The identity of its people is shaped by the seafaring lifestyle, Croatia’s 5,000 km of rugged coastline, the geography of its 1000 islands, and the rich continental culture influenced by a host of foreign travelers, conquerors and traders throughout the centuries traipsing between the East, Dubrovnik, Continental Europe and Istria. Even Ghengis Khan left his footprints in Croatia.

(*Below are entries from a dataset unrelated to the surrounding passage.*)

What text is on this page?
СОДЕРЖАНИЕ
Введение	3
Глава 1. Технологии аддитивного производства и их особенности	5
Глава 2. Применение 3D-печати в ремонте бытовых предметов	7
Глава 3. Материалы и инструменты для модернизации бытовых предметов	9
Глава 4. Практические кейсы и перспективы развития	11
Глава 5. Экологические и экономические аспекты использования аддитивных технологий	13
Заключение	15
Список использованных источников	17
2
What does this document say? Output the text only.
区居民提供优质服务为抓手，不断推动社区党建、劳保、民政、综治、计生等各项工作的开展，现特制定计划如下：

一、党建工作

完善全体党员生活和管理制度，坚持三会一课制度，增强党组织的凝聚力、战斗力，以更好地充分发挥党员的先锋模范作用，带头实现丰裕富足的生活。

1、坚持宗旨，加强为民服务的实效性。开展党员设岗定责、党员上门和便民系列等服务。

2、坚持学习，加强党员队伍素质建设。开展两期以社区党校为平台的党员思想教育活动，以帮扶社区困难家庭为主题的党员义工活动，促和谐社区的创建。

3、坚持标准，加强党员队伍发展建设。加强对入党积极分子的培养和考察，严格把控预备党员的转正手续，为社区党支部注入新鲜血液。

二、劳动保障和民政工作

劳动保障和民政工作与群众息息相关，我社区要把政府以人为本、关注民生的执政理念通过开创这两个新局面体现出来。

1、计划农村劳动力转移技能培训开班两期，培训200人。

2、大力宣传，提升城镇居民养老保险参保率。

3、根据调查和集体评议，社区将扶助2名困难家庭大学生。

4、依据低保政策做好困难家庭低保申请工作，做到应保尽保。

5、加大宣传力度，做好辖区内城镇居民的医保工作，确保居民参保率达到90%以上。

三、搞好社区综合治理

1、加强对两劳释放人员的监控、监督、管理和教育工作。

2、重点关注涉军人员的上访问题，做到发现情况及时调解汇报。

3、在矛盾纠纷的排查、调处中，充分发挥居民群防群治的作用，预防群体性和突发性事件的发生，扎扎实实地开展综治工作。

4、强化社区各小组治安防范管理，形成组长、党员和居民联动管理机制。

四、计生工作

Seeking access to the sea and trade routes between east and west, Croatia became a safe passage for trade and a pathway for armies – each visitor leaving their mark on the landscape, architecture and culture. The Illyrians date back to 1000 BC, the Greeks to the 4th century BC, followed by the Romans, the Venetians, the Ottomans, the Austro Hungarians and the Italians. Today you can even visit sites of 13th century battles between the Croatians and the Mongols. Napoleon marched all the way through Istria to southern Dalmatia, leaving his indelible influence on Croatia. After the battle of Austerlitz, most of Croatia became a satellite of Napoleon’s French Republic. Some claim that Napoleon said “Give me 100,000 Croatian soldiers and I will conqure all the world”.
This constant flow of people has shaped the distinct island culture and continental flavor of the mainland – even affecting its language, which is Slavic with a strong influence of Italian (with Venetian and Tuscan dialects for added flavor), German, Turkish and English.
The lingering effect is visible everywhere, from the Viennese flavor of the cafes in Opatia on the Istrian coast to the Roman ruins in Cavtat, a waystop south of Dubrovnik, which was actually founded by the Greeks in the 6th century BC. Even today, Croatia’s geography influences its destiny, culture, cuisine and place in history.